Certains joueront la carte intellectuelle, la patience, l'analyse tandis que d'autres vont très vite montrer de l'assurance, une forme d'agressivité et donc prête à en découdre physiquement avec les risques que cela implique. Le taux de réussite est un indicateur intéressant, une forme de rappel sur ses capacités à valider ou non un potentiel chemin au sein d'un échange. Evidemment avec une telle mécanique, une part de chance intervient tout au long du jeu. Il y a donc par exemple une réflexion qui revient régulièrement : dois-je prendre le risque ? On va constamment se poser la question et évaluer le risque d'un tel choix, d'un tel comportement. Si ce n'est pas le simple calcul des problèmes que l'on va rencontrer, il est clair que l'évaluation du risque occupe une certaine place au cours de l'histoire.

L'expérience est riche et complexe, c'est indéniable. Au départ, on observe et on lit sans trop réfléchir alors que très rapidement il faut prendre ce réflexe à réfléchir au développement des caractéristiques désirées pour la suite de l'aventure. Arbre de talent, point de compétence, trait de caractère, le jeu implique vraiment le joueur de différentes manières et différentes interfaces. On ne va pas rentrer dans les détails des choix qui vous attendent et du potentiel de la personnalité que l'on peut développer mais les sujets abordés sont nombreux et variés. Au niveau des interactions, on l'a dit le jeu est limité. Il n' y a pas de combat et l'exploration n'est pas très passionnante en dehors de la lecture.
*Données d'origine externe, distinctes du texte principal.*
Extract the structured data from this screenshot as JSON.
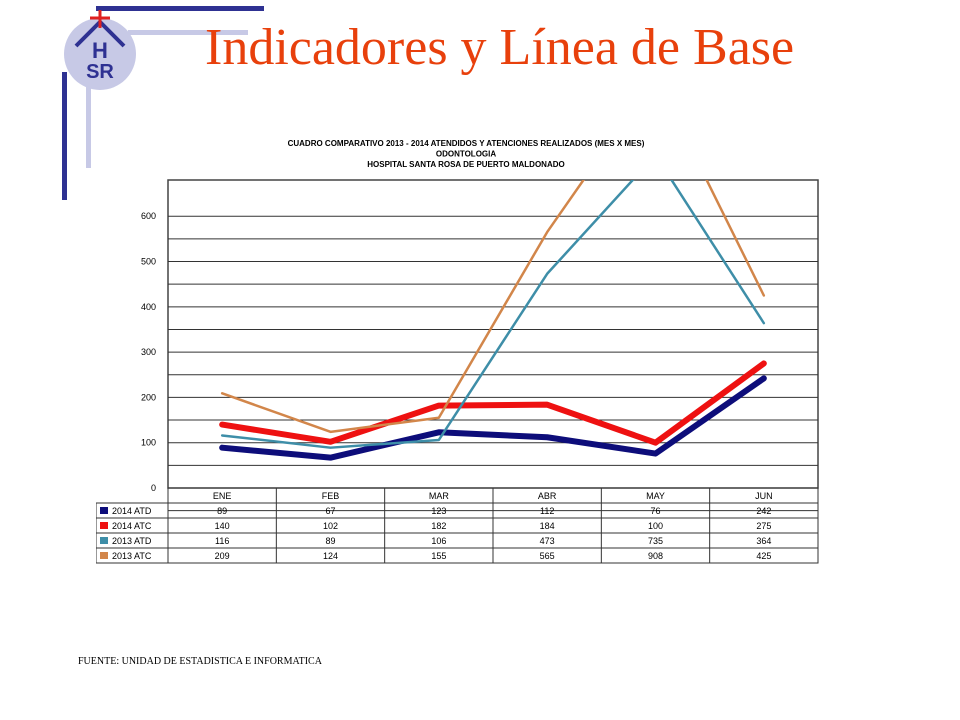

C'est extrêmement simpliste, on gère les déplacements de notre personnage, on réalise de nombreux allers-retours dans les rues, les bâtiments (dont l'hôtel), on observe et on ramasse divers éléments.

Ces derniers sont des objets que l'on pourra vendre par la suite mais aussi des pièces ou encore des vêtements par exemple. En tout cas il ne faut pas espérer des sensations particulières, bien au contraire, l'exploration n'est pas toujours pratique et les déplacements se montrent souvent lourds. C'est le stick gauche qui gère cette commande en sachant que l'on peut accélérer le pas simplement en maintenant le déplacement dans une direction. Globalement le confort n'est pas renversant mais le jeu possède au moins une prise en main relativement simple avec une touche action pour valider les interactions dans le décor. Les gâchettes sont utilisées pour faciliter la consultation des menus (inventaire, compétence, journal). D'une manière générale si l'on pourra faire face à de nombreuses imprécisions, le gameplay s'en sort plutôt bien sur Nintendo Switch.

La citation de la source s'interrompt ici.